Bucketlistly is an app and social community for people who want to check life experiences off their bucketlist. The main page is a brief introduction to the features of the service, with simple hover dialogues over interactive parts of an example achievement, and rotating rays of light around an unlocked badge. Beyond the animation, the same mustard yellow highlight color is used to good effect throughout the site.
Forward is a service that creates a public link for a locally-hosted project. Their website uses a striking green and grey color combination reminiscent of a computer motherboard, with simple animated illustrations that show how the service works. The animations make it really easy to understand the utility of such a service, and as a bonus they are fun to watch!
4. Send Them on a Guided Tour
Want to really immerse potential customers in what you can do for them? Have some really unique features you want to highlight? Put them front and center in a guided tour!
This works best for products and services that require some explanation or that have really stand-out features.
Some people just don’t “get” Tumblr yet. That’s why they’ve turned their main page into a brief but beautiful full-screen introduction. Scrolling will pop you down the page one slide at a time, so you can read about all the different types of media you can post on Tumblr.
The folks at Hell’o Baby have taken the plain old baby album and put it on steroids. This isn’t just your average book of photographs; it’s a multimedia smorgasbord with photos, videos, soundbytes, and more, and they have the interactive introduction to match it.
5. Create a World to Explore
If you have a really unique product or service, maybe it makes the most sense to break the mold and go beyond what people typically think of as web content. Instead of presenting your product in a typical grid format, an immersive experience can really make people sit up and take notice.
This works best for products or services that are selling something greater than the sum of their parts; this way you can show the potential. This is what your product can do for people.
Future Water City
VCS Denmark created Future Water City to show the potential of state-of-the-art technologies to reinvent water infrastructure. The interactive map presents an isometric, blueprint-style city that showcases a variety of innovations. Visitors can move around the map, reading and watching videos about each of the technologies highlighted with a blip.

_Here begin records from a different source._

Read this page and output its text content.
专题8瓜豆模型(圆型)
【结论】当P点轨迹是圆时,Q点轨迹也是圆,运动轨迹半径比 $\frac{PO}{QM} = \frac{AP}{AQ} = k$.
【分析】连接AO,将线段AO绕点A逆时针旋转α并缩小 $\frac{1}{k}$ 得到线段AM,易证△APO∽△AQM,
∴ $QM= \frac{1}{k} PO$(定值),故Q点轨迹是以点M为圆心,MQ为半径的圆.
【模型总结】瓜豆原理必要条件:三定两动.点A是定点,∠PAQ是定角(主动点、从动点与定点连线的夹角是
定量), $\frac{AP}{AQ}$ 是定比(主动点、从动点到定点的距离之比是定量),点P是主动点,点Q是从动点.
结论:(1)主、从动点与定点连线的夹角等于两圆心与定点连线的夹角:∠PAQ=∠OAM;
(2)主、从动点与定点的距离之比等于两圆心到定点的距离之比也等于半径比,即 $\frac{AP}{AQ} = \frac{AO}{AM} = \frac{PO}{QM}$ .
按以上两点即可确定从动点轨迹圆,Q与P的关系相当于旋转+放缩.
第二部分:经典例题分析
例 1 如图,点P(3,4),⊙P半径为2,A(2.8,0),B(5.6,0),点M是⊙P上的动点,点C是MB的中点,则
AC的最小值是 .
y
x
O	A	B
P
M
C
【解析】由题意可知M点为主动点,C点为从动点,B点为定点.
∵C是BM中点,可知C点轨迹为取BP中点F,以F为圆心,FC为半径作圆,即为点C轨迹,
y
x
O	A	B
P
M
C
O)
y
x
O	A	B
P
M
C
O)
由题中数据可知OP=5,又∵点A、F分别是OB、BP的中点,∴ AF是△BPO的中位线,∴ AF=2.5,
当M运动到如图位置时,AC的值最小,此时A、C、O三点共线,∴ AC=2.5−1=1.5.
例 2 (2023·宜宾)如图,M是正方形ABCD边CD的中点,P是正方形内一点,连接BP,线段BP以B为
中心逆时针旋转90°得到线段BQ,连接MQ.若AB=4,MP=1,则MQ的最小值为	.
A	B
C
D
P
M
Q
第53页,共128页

Urban Walks is a carefully-constructed walking tour app. On the third screen of their intro slides is a blown-up watercolor map of New York City just begging to be explored. Landmarks that are invisible in the background appear as you roll the phone over them. The message is clear: this app will help you discover incredible things you would never have otherwise seen. (If you’re interested, the team behind the app created an equally immersive walkthrough of the design process.)
Matching Your Visuals to Your Service
As you decide how to best introduce your product or service to the world, it is important to remember one thing: one size does not fit all.
As explained above, certain kinds of visual introductions out-perform others for certain kinds of services. Some of it has to do with what you’re selling; the visuals to introduce a beautiful product are going to be very different from those used to introduce an intangible technology product. If you have to explain a service, your introduction will likely be more process-oriented. If you are selling an experience or an idea more than an actual product or service, your website needs to reflect that.
In addition to this, you need to consider tone. Is your product serious, geared at solving a real problem like Forward or Future Water City? Or are you going for something more light-hearted, like Dollar Shave Club or Handiemail? The colors, the quality of your illustrations or photography, and your choice of typography have just as much to do with imparting a particular tone as your copy does.
As you create visuals to introduce your product or service to the world, the #1 thing on your mind should be crafting a strong first impression. To do that, focus on how you can show, instead of tell, the world about your products.